Carlotta başından beri şüpheliydi ama şimdi her şeyi anladığını hissediyordu.

 

Maskeli adamın arkasına bakan gözlerini, onun dövüşü başlatmadan önce durduğu yere bir anlığına çevirdi. Bulunduğu yer bir izle işaretlenmişti. Bir erkek ayakkabısı şeklinde bir işaret. Dövüş sanatlarında bilgili bir şövalye olarak, böyle bir ayak izini bırakabilecek bir adamın, sadece, kendini yerden fırlatırken inanılmaz miktarda güç kullanması sonucunda oluşabileceğini biliyordu.

 

Adamın güçlü birisi olduğunu baştan beri zaten biliyordu tabii ki. Ama onun ne kadar güçlü olduğunu sadece şimdi görebilmişti. Dün yaptığı inceleme, ona sadece birkaç bilgi verebilmişti. İlki ırkıya ilgiliydi. İkincisi ise kötü niyet taşımadığıydı. Son bilgi ise ekipmanıyla ilgiliydi. Bir başka deyişle, hiçbiri gücüyle uyumlu değildi. Tam olarak ne kadar iyi bir dövüşçü olduğunu bilmiyordu, tek bildiği izlendiğini fark edecek kadar yetenekli biri olduğuydu.

 

İşin aslı, ırk bilgisi yanlıştı. Ama Carlotta’nın bunu bilmesine imkan yoktu ve bu sonuçta hem kiliseye hem de iblis lorduna yarar sağlamayacaktı.

 

Carlotta’nın onun kısa dövüşünden çıkarabildiği tek şey, onun en azından kahraman kadar becerikli biri olduğuydu. Eğer bir maceracı olsaydı, muhtemelen adamantit seviyesini aşıp orikalkum seviyesine giren birkaç canavardan biri olurdu.

 

Ve bu, en azından çıkarımları doğrultusunda, yüzüne neden bir maske taktığını açıklıyordu. Kendini korumak içindi. Kimliğini gizlemek ve böylece başkentin özgürleştirmesine katılmasının, normal hayatını etkilemeyeceğinden emin olmaya çalışıyordu. Güçlü olduğunu biliyordu. Diğer tarafların onun yardımı için rekabete gireceği ve büyük ihtimalle huzurlu geçirdiği günlerinin geride kalacağını biliyordu.

 

Carlotta onu anlamıştı. Buraya gelmiş olmasının tek sebebi yapmak zorunda olduğuydu. Çünkü, ülkenin tehlikede olduğunu fark etmişti.

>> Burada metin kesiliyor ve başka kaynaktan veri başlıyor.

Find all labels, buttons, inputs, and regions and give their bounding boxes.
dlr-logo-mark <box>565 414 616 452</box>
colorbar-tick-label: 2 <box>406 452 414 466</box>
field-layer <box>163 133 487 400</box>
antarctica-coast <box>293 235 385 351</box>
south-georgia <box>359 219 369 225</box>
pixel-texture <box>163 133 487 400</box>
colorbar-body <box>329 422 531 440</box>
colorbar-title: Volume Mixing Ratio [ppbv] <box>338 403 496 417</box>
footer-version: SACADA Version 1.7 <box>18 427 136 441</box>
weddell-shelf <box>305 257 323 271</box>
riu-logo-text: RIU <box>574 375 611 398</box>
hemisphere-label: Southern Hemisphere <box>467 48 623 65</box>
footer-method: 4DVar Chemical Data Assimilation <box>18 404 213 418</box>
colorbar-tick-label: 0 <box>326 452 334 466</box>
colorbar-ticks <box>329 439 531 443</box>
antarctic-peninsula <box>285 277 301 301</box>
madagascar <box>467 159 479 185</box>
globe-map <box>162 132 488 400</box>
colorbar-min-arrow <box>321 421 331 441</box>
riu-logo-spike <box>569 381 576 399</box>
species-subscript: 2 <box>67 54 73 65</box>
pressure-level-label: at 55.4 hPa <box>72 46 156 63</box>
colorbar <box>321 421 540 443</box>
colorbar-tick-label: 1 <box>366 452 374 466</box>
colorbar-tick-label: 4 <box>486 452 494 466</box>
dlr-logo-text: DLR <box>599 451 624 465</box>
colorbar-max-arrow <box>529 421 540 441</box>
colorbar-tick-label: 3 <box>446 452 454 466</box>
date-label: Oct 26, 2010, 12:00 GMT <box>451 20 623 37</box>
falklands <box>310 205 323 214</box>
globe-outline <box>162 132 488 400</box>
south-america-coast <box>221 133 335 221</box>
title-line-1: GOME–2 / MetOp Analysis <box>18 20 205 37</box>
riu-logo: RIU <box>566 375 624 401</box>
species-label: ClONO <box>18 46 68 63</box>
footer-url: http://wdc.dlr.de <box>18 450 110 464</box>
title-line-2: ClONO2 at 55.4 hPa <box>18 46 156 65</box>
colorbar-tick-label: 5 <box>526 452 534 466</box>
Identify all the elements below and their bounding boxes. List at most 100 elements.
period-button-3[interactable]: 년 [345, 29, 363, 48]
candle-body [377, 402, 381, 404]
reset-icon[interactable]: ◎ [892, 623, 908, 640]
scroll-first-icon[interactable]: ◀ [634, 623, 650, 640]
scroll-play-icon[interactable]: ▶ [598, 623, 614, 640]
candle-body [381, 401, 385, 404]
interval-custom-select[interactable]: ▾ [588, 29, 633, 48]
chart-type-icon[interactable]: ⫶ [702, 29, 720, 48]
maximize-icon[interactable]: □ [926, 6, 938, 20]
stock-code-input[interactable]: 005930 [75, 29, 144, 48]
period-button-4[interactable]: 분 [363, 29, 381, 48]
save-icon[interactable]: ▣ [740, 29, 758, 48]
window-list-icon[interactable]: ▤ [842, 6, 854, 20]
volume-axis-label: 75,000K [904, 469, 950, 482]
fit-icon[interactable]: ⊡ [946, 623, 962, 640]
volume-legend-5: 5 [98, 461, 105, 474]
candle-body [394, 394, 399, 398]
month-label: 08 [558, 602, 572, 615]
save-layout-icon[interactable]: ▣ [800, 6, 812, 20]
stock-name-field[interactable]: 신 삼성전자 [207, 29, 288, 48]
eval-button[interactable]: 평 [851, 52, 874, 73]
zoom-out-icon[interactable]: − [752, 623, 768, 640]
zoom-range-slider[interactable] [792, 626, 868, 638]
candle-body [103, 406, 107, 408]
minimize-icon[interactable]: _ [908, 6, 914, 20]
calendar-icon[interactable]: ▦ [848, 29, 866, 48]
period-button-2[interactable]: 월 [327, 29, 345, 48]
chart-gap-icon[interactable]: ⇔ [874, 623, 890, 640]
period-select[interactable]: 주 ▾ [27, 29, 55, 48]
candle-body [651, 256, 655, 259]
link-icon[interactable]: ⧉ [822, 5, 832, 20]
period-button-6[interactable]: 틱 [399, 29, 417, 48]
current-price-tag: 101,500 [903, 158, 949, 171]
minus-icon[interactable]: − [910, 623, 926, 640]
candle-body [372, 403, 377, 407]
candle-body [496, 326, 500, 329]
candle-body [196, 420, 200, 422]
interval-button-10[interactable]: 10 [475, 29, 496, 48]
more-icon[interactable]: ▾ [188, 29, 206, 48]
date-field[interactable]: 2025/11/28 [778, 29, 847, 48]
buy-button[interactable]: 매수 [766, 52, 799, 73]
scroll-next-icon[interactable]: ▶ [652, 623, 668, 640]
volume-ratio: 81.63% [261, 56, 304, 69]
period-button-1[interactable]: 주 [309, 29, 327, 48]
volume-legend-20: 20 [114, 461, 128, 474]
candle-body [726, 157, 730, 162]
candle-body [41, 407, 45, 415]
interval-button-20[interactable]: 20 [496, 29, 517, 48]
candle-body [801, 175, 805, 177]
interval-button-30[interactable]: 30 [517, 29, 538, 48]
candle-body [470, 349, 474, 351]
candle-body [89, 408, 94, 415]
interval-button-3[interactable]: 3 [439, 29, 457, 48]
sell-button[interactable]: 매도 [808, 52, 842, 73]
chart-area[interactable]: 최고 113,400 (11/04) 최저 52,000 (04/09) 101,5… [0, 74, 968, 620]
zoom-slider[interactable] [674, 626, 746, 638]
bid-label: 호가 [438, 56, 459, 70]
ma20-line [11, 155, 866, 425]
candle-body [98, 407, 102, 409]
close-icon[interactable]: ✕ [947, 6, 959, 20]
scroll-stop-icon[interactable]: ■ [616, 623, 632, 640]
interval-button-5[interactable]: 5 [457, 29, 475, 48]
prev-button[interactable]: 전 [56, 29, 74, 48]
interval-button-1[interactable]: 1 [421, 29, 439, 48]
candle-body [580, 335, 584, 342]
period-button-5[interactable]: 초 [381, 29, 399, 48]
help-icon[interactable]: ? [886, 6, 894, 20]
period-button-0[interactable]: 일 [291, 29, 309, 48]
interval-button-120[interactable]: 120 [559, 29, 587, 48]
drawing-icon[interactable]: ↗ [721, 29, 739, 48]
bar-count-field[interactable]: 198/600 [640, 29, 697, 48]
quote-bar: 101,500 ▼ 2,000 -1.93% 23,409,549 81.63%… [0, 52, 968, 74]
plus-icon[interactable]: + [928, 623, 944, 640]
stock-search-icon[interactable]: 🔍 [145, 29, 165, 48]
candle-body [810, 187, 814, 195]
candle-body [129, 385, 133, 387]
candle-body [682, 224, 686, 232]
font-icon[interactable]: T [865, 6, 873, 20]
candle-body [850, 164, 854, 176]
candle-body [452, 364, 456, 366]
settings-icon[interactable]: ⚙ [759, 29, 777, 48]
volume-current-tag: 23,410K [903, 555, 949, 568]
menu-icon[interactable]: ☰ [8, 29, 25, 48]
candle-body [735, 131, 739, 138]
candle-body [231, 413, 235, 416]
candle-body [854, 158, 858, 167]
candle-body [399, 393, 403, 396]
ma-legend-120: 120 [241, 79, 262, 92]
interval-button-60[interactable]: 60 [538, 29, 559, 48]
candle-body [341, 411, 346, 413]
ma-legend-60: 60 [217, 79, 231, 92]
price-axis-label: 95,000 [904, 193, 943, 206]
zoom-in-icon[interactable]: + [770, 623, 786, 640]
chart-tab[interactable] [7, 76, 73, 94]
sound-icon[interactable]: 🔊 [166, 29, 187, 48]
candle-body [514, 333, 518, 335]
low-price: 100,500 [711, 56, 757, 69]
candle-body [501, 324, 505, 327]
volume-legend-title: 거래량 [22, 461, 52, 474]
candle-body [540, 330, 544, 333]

Çünkü, yardımına ihtiyaç duyanların iyiliği için harekete geçme zamanının geldiğini biliyordu.

 

Ona yalan söylemiş olsa da gerçekten kim olduğunu söylemeyi reddetse de, Carlotta onun düşman olmadığını biliyordu. Ve bu sadece ona kefil olan Nell’e güvendiği için değildi. Çocuklarla nasıl ilişki kurduğunu gözlemlemişti.

 

Normal şartlarda şövalye hem gücü hem de yardımseverliğinden dolayı onu yanına almaya çalışırdı. Kilisenin onu seve seve kabul edeceğini söylerdi. Ama bu seferik, bunu yapmayı reddetmişti. Bu kararı, onun belirgin özgürlük tutkusuna duyduğu saygıdan dolayı almıştı.

 

Şövalyenin düşünceleri doğrulanmamıştı. Doğrusu, hepsi sadece bir yanlış anlamaydı. Ama her iki durumda da isminin ne olduğunu bulamadığı iblis lorduna derin bir saygı duymaya başlamıştı.

 

“Ş-şey, sadece emin olmak için soruyorum,” dedi Nell. “Kiliseye zarar vermek için yalan söylemedim!”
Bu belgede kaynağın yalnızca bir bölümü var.